Tan adds that in September alone, one in every two mobile handsets purchased in the region was a smartphone.

Android dominates

Android continues to dominate the market. It has a 72 percent market share in the region where it’s most widespread in the Philippines, Malaysia, and Singapore.

In the Philippines, nine out of 10 smartphone users are on Android. In Indonesia, while there are still 15 million consumers on BlackBerry, Android smartphone sales still jumped 23 percent in a year.

Phablets: a new trend

We were already familiar with smartphone adoption rising year on year, but this time, GfK is seeing a new trend in southeast Asia: consumers’ attraction to phablets.

Tan defines phablets as “mobile devices with cellular voice phone functionality and a display between 5.6 inches and 6.99 inches.” And while this kind of phone only entered the region in mid-2013, over 460,000 phablet units have already been sold in the region.

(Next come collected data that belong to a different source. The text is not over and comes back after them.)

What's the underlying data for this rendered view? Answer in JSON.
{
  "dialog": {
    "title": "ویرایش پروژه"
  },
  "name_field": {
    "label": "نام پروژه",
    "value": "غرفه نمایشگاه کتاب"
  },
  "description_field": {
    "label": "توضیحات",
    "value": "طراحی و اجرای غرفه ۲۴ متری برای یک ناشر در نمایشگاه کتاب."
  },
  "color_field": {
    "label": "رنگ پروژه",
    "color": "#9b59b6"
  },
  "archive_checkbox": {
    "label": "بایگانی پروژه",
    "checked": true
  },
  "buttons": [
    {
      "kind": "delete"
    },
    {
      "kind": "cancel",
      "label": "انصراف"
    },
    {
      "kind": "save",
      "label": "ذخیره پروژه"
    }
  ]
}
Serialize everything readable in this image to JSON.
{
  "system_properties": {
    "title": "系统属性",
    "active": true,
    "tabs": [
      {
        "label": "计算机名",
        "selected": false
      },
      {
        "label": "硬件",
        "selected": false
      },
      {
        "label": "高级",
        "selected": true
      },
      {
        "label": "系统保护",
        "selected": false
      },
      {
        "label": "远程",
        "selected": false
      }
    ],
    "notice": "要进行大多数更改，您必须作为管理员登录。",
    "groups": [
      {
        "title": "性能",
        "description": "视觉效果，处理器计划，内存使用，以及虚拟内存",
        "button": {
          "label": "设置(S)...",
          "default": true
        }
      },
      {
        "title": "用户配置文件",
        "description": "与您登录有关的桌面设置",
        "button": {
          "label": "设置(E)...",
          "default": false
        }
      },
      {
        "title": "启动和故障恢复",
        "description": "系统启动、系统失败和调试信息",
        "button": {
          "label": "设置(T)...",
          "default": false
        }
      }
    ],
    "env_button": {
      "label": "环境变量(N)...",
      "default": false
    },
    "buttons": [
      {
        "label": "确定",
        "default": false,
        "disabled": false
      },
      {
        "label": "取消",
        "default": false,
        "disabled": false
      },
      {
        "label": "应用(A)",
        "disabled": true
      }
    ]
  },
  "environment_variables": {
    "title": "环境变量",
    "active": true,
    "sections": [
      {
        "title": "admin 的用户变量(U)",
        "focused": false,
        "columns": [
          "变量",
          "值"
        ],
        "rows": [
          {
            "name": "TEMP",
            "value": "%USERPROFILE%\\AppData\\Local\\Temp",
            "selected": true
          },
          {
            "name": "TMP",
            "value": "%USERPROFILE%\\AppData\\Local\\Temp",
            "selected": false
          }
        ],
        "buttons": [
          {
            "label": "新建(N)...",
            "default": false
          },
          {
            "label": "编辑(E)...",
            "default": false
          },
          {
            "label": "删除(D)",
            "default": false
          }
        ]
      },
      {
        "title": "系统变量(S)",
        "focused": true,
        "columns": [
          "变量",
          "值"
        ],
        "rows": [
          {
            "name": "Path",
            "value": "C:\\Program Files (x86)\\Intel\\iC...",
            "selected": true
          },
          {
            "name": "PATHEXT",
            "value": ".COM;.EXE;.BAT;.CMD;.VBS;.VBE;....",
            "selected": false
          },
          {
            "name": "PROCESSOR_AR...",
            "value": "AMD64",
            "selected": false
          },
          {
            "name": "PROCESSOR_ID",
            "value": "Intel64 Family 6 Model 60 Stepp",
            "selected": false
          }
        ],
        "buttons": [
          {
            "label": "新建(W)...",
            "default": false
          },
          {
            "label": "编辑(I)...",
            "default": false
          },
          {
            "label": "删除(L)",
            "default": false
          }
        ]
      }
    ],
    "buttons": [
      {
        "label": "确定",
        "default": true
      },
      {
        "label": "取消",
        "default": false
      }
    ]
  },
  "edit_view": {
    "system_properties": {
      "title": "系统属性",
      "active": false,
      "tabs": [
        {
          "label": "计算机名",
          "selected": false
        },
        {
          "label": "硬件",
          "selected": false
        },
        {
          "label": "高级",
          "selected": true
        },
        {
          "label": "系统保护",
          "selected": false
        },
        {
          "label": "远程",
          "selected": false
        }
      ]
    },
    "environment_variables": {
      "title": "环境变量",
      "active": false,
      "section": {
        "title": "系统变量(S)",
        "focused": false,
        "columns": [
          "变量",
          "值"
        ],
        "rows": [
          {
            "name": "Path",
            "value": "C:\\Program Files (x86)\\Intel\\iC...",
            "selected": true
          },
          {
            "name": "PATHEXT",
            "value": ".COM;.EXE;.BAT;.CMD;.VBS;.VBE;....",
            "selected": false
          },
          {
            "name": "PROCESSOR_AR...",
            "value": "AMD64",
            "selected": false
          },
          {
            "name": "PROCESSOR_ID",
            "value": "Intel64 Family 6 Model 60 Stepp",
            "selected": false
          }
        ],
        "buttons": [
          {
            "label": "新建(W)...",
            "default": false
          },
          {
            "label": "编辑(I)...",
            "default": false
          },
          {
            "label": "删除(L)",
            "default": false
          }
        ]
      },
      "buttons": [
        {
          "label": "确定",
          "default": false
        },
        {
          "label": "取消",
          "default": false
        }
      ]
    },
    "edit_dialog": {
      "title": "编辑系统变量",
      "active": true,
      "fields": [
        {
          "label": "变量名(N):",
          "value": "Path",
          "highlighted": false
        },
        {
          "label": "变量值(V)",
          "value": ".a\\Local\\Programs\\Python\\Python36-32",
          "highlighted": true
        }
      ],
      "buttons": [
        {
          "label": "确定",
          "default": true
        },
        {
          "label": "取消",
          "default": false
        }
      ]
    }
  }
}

Smartphones with screens sized four inches and above occupied 13 percent of total sales last year. This year, it more than doubled its share to 27 percent. This means one in four smartphones sold has a screen size of at least four inches.

Tan says southeast Asia is likely to see “greater uptake as more models enter the market.” He adds:

The substantial 50 percent of feature phone buyers in Southeast Asia who have yet to convert to using smartphone presents much potential still for manufacturers, and we predict a continued uptrend and exponential growth in the smartphone market in this region.

Here’s some other notable information in GfK’s report:

  • Indonesia has the greatest smartphone sales volume and value. Since the beginning of this year, Indonesian consumers have already bought 14.8 million smartphones.
  • Thailand and Malaysia followed suit with 7.2 million and 6.4 million units sold respectively.
  • Vietnam and Thailand are the fastest growing markets for smartphones.